Extortion is a frequent escalation in ransomware attacks. Cybercrime groups lock systems before threatening to publicly release data unless the victim pays a ransom, CISA reported. This affected the Los Angeles Unified School District and video game developer Rockstar Games in Sepember. In the latter attack, cybercriminals leaked hacked footage from an upcoming Grand Theft Auto game when they were not paid a ransom. Some malicious actors have even posed as legitimate penetration testers to gain easier access to their victims’ data.

Ransomware is the “biggest, noisiest threat we’ve seen in the world from a cybersecurity perspective,” said Jon Clay, vice president of threat intelligence at Trend Micro, in a presentation at GSX 2022. “Once you’re infected, you know it.”

And threat actors only play this card—of notifying their victims that their data has been compromised, is encrypted, and might be published online if they fail to pay up—when they’ve achieved their other goals, such as stealing intellectual property or obtaining and selling company credentials, the GSX Daily reported.

“Ransomware is the last revenue opportunity for these groups,” Clay added. “The likelihood they’ve been in your network for days or weeks is high.”

Negotiations over ransoms are typical, but paying the ransom is not recommended, he added.

“Every time you pay a ransom, you’re funneling more to these groups to do ransomware activities against others,” Clay explained. “But you, as an organization, need to make that decision.”

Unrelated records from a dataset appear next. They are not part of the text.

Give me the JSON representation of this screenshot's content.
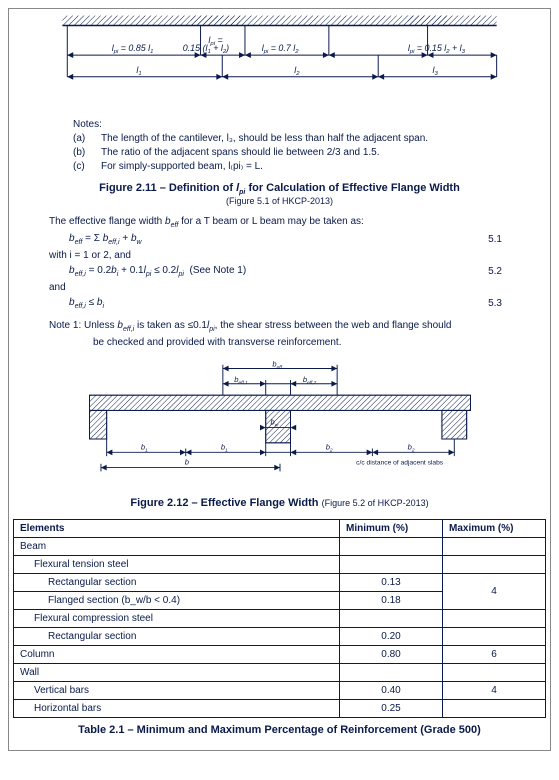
{
  "beam_diagram": {
    "labels": {
      "span0": "l₍pi₎ = 0.85 l₁",
      "span1_top": "l₍pi₎ =",
      "span1": "0.15 (l₁ + l₂)",
      "span2": "l₍pi₎ = 0.7 l₂",
      "span3": "l₍pi₎ = 0.15 l₂ + l₃",
      "len1": "l₁",
      "len2": "l₂",
      "len3": "l₃"
    },
    "colors": {
      "line": "#0a1a4a",
      "hatch": "#0a1a4a"
    }
  },
  "notes": {
    "heading": "Notes:",
    "items": [
      {
        "key": "(a)",
        "text": "The length of the cantilever, l₃, should be less than half the adjacent span."
      },
      {
        "key": "(b)",
        "text": "The ratio of the adjacent spans should lie between 2/3 and 1.5."
      },
      {
        "key": "(c)",
        "text": "For simply-supported beam, l₍pi₎ = L."
      }
    ]
  },
  "figure211": {
    "main_a": "Figure 2.11 – Definition of ",
    "main_b": " for Calculation of Effective Flange Width",
    "symbol": "l₍pi₎",
    "sub": "(Figure 5.1 of HKCP-2013)"
  },
  "formulas": {
    "intro": "The effective flange width b₍eff₎ for a T beam or L beam may be taken as:",
    "eq1": "b₍eff₎ = Σ b₍eff,i₎ + b_w",
    "eq1_num": "5.1",
    "with_line": "with i = 1 or 2, and",
    "eq2": "b₍eff,i₎ = 0.2bᵢ + 0.1l₍pi₎ ≤ 0.2l₍pi₎  (See Note 1)",
    "eq2_num": "5.2",
    "and_line": "and",
    "eq3": "b₍eff,i₎ ≤ bᵢ",
    "eq3_num": "5.3",
    "note1_a": "Note 1: Unless b₍eff,i₎ is taken as ≤0.1l₍pi₎, the shear stress between the web and flange should",
    "note1_b": "be checked and provided with transverse reinforcement."
  },
  "flange_diagram": {
    "labels": {
      "beff": "b₍eff₎",
      "beff1": "b₍eff,1₎",
      "beff2": "b₍eff,2₎",
      "bw": "b_w",
      "b1": "b₁",
      "b2": "b₂",
      "b": "b",
      "cc": "c/c distance of adjacent slabs"
    }
  },
  "figure212": {
    "main": "Figure 2.12 – Effective Flange Width ",
    "sub": "(Figure 5.2 of HKCP-2013)"
  },
  "table": {
    "headers": {
      "el": "Elements",
      "min": "Minimum (%)",
      "max": "Maximum (%)"
    },
    "rows": [
      {
        "label": "Beam",
        "indent": 0,
        "min": "",
        "max_span": ""
      },
      {
        "label": "Flexural tension steel",
        "indent": 1,
        "min": "",
        "max_span": ""
      },
      {
        "label": "Rectangular section",
        "indent": 2,
        "min": "0.13",
        "max_span": "start",
        "max_val": "4"
      },
      {
        "label": "Flanged section (b_w/b < 0.4)",
        "indent": 2,
        "min": "0.18",
        "max_span": "merged"
      },
      {
        "label": "Flexural compression steel",
        "indent": 1,
        "min": "",
        "max_span": ""
      },
      {
        "label": "Rectangular section",
        "indent": 2,
        "min": "0.20",
        "max_span": ""
      },
      {
        "label": "Column",
        "indent": 0,
        "min": "0.80",
        "max_span": "single",
        "max_val": "6"
      },
      {
        "label": "Wall",
        "indent": 0,
        "min": "",
        "max_span": ""
      },
      {
        "label": "Vertical bars",
        "indent": 1,
        "min": "0.40",
        "max_span": "single",
        "max_val": "4"
      },
      {
        "label": "Horizontal bars",
        "indent": 1,
        "min": "0.25",
        "max_span": ""
      }
    ],
    "caption": "Table 2.1 – Minimum and Maximum Percentage of Reinforcement (Grade 500)"
  }
}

Medibank’s CEO Koczkar seems to agree. 

“Based on the extensive advice we have received from cybercrime experts, we believe there is only a limited chance paying a ransom would ensure the return of our customers’ data and prevent it from being published," he said in a statement earlier this week to the Australian Stock Exchange. "Paying could have the opposite effect and encourage the criminal to directly extort our customers, and there is a strong chance that paying puts more people in harm’s way by making Australia a bigger target.

“It is for these reasons we have decided we will not pay a ransom for this event," he added. "This decision is consistent with the position of the Australian government.”